A quasi-optical (QO) test bench was designed, simulated, and calibrated for characterizing S-parameters of devices in the 220-330 GHz (WR-3.4) frequency range, from room temperature down to 4.8 K. The devices were measured through vacuum windows via focused beam radiation. A de-embedding method employing line-reflect-match (LRM) calibration was established to account for the effects of optical components and vacuum windows. The setup provides all four S-parameters with the reference plane located inside the cryostat, and achieves a return loss of 30 dB with an empty holder. System validation was performed with measurements of cryogenically cooled devices, such as bare silicon wafers and stainless-steel frequency-selective surface (FSS) bandpass filters, and superconducting bandpass FSS fabricated in niobium. A permittivity reduction of Si based on 4-GHz resonance shift was observed concomitant with a drop in temperature from 296 K to 4.8 K. The stainless steel FSS measurements revealed a relatively temperature invariant center frequency and return loss level of 263 GHz and 35 dB on average, respectively. Finally, a center frequency of 257 GHz was measured with the superconducting filters, with return loss improved by 7 dB on average at 4.8 K. To the best of our knowledge, this is the first reported attempt to scale LRM calibration to 330 GHz and use it to de-embed the impact of optics and cryostat from cryogenically cooled device S-parameters.

Figures (16)

• Figure 1: Design and simulation of the quasioptical setup: CAD model of the left part of the quasioptical setup (a) with a schematic image of the beam evolution (b); and physical optics simulations of the beam inside the cryostat at $f=$ 272 GHz (desired antenna central frequency), namely (c) co-polarized beam profile at $z=0$, (d) cross-polarized beam profile at $z=0$, and (e) phase distribution within the co-polarized beam, dashed lines correspond to the beam waist level in Gaussian-beams, i.e., $1/e$ power change. Since the cryostat is located on the translation stage, one can also independently use the setup for room-temperature measurements. The distance between each quasioptical element is $d=f=152.4$ mm, except the double focal distance $2f$ as the optical (not physical) path between $R_2$ and $R_3$. The system has a mirror symmetry with respect to $x-y$ plane, and the inter-grid space is 2 mm.

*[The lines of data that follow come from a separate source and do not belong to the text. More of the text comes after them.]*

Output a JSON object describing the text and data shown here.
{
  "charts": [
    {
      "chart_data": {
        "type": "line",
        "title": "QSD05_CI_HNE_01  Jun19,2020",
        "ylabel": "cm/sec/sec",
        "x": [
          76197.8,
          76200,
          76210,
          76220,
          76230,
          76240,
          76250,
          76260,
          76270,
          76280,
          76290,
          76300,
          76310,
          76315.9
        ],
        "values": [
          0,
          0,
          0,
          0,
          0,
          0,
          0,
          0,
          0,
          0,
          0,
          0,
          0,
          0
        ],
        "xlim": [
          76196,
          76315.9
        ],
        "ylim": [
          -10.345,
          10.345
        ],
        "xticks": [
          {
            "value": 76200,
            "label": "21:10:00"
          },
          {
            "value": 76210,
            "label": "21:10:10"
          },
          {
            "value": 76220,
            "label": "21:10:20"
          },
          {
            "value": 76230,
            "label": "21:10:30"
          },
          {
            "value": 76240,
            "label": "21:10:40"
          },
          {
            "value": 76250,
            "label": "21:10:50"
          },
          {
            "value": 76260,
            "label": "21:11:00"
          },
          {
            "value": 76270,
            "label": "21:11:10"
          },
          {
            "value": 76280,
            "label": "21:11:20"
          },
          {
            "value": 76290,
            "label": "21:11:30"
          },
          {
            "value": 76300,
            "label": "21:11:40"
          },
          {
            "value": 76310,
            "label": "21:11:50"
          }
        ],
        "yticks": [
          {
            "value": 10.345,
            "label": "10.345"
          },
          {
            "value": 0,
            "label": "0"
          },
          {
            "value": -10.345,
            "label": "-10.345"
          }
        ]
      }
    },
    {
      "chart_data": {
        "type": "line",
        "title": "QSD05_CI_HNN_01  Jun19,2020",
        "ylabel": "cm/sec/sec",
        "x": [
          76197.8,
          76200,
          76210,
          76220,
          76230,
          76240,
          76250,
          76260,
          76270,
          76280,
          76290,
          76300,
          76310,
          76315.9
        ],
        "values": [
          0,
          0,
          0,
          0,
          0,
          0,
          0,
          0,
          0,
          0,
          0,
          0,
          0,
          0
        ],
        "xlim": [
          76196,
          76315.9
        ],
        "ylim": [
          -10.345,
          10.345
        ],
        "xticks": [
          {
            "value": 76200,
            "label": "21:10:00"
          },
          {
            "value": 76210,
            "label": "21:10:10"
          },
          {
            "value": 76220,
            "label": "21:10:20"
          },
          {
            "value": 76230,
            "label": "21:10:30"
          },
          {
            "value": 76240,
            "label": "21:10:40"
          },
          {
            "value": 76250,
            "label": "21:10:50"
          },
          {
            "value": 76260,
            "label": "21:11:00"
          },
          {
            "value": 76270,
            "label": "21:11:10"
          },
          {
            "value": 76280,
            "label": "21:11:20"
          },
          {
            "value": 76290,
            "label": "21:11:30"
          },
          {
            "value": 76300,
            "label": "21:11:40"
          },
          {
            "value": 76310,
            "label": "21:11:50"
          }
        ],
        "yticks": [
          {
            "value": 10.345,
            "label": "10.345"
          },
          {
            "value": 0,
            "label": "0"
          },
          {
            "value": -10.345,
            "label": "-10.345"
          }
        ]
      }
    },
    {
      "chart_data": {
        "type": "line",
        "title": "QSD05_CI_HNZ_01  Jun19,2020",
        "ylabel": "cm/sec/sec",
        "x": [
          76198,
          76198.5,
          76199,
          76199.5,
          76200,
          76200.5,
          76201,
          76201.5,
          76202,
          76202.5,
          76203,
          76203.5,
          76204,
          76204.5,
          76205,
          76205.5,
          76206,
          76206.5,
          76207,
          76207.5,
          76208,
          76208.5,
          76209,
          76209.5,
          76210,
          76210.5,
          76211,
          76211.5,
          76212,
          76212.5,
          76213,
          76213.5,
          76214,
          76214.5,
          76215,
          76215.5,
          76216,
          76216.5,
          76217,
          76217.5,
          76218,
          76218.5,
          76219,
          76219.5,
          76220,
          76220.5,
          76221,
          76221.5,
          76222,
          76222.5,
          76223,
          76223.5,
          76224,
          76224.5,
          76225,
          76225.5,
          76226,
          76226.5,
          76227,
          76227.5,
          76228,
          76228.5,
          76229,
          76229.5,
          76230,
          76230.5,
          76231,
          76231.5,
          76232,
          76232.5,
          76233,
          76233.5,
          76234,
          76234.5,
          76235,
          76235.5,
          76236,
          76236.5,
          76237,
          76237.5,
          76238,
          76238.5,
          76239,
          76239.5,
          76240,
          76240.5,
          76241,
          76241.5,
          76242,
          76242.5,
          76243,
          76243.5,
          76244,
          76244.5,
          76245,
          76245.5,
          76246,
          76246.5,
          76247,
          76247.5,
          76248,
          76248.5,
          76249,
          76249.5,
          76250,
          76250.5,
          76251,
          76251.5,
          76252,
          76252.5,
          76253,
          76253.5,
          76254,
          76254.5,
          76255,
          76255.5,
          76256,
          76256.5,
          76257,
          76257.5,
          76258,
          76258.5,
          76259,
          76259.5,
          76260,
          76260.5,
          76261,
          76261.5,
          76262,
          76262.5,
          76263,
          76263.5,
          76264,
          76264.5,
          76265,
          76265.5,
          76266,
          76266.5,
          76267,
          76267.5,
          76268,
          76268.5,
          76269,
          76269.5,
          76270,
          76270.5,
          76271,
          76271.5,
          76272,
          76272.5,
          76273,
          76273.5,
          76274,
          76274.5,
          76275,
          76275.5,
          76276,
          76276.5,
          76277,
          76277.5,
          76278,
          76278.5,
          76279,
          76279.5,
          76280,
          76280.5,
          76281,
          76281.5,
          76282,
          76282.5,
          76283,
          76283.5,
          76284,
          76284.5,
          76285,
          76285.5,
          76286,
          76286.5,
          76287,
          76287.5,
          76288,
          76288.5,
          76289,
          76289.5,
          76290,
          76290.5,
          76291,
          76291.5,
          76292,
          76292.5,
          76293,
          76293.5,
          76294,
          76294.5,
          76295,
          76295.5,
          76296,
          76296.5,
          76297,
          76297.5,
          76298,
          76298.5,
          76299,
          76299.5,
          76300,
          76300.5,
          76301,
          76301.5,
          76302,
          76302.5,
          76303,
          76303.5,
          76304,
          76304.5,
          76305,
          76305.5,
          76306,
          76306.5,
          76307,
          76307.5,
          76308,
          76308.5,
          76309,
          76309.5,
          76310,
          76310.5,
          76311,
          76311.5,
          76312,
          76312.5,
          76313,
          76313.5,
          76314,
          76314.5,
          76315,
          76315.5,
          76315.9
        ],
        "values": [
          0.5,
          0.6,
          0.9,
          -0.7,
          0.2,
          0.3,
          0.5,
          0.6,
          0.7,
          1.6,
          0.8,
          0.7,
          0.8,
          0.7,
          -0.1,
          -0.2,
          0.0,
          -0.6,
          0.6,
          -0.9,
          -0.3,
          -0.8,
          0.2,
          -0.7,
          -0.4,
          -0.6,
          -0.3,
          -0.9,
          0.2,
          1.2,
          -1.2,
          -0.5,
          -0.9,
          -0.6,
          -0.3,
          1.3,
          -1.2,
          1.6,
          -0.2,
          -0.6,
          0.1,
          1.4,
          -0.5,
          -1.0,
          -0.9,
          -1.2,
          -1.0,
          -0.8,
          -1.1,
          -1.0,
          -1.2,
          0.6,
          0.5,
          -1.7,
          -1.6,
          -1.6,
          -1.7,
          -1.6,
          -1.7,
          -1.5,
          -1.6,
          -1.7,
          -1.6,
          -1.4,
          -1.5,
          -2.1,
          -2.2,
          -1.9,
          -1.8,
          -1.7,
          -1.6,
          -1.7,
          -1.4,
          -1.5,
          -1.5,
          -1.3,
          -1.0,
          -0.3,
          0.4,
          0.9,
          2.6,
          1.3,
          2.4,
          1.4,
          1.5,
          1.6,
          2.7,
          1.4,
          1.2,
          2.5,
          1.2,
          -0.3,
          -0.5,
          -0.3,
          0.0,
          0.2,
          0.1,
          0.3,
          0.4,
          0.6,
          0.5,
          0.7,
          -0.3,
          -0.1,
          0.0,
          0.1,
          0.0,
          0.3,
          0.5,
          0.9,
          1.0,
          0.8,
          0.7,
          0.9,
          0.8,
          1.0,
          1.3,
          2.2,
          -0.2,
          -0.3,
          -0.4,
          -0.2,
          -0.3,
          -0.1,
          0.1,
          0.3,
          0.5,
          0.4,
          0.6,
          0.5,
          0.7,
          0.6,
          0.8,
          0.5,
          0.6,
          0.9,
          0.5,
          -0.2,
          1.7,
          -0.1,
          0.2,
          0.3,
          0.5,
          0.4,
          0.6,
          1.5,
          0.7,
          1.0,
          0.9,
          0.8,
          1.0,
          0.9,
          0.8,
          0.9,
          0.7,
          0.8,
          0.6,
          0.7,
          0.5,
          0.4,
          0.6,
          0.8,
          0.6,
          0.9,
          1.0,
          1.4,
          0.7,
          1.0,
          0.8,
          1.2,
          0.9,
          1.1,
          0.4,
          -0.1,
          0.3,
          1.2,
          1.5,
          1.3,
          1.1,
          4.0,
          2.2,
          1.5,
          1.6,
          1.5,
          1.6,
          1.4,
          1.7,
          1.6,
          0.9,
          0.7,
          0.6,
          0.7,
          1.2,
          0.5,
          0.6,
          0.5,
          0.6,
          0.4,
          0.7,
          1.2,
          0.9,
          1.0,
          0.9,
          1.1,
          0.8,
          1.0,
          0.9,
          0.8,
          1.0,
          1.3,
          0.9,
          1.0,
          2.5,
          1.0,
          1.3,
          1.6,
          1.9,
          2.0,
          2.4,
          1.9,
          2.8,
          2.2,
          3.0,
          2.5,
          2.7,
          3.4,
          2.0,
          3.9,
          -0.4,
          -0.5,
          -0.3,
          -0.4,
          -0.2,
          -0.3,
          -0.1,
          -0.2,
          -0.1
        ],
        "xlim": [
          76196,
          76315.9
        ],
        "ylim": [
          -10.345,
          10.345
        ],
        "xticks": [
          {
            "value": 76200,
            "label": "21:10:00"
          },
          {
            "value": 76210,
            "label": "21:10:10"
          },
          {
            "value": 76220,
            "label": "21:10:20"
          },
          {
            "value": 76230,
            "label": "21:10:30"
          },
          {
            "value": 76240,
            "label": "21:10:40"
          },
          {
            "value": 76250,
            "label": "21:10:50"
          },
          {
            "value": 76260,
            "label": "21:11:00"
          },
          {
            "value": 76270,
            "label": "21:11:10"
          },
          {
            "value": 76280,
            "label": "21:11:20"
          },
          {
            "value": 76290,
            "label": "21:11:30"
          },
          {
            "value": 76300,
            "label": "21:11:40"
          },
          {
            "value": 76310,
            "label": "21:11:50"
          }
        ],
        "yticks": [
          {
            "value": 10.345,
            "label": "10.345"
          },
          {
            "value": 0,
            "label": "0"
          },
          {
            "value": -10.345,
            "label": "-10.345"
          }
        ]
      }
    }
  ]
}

• Figure 2: Measured S-parameter amplitudes of the waveguide-flange calibrated quasioptical system.
• Figure 3: Near-field measurements system with a half of the quasioptical system: (a) WR 3.4 frequency extender with a Pickett-Potter horn antenna; (b) parabolic reflector $R_1$; (c) flat mirror $M_1$; (d) parabolic reflector $R_2$; (e) WR 3.4 extender with a waveguide probe.
• Figure 4: Near field measurements of the beam: (a) co-polarized beam pattern at 220 GHz, (b) co-polarized beam pattern at 275 GHz, (c) co-polarized beam pattern at 330 GHz, (d) cross-polarized beam pattern at 220 GHz; (e) cross-polarized beam pattern at 275 GHz, and (f) cross-polarized beam pattern at 330 GHz. Co-polarized phase distribution patterns for (g) 220 GHz, (h) 275 GHz, and (i) 330 GHz. Dashed green lines correspond to $1/e$ power change, and the intergrid line space is 2 mm. Cross-pol is normalized with respect to the corresponding Co-pol, for convenience.
• Figure 5: (a) Photo of the system with the cryostat (marked in red circle) and (b) Line-Relect-Line (LRM) calibration procedure (Not to scale): firstly, a 300 $\mu m$ line is measured, then a reflection standard of the same thickness, and, finally, a double-sided match. $R_2$ and $R_3$ are parabolic reflectors with respect to Fig. \ref{['fig:Simulation2']}.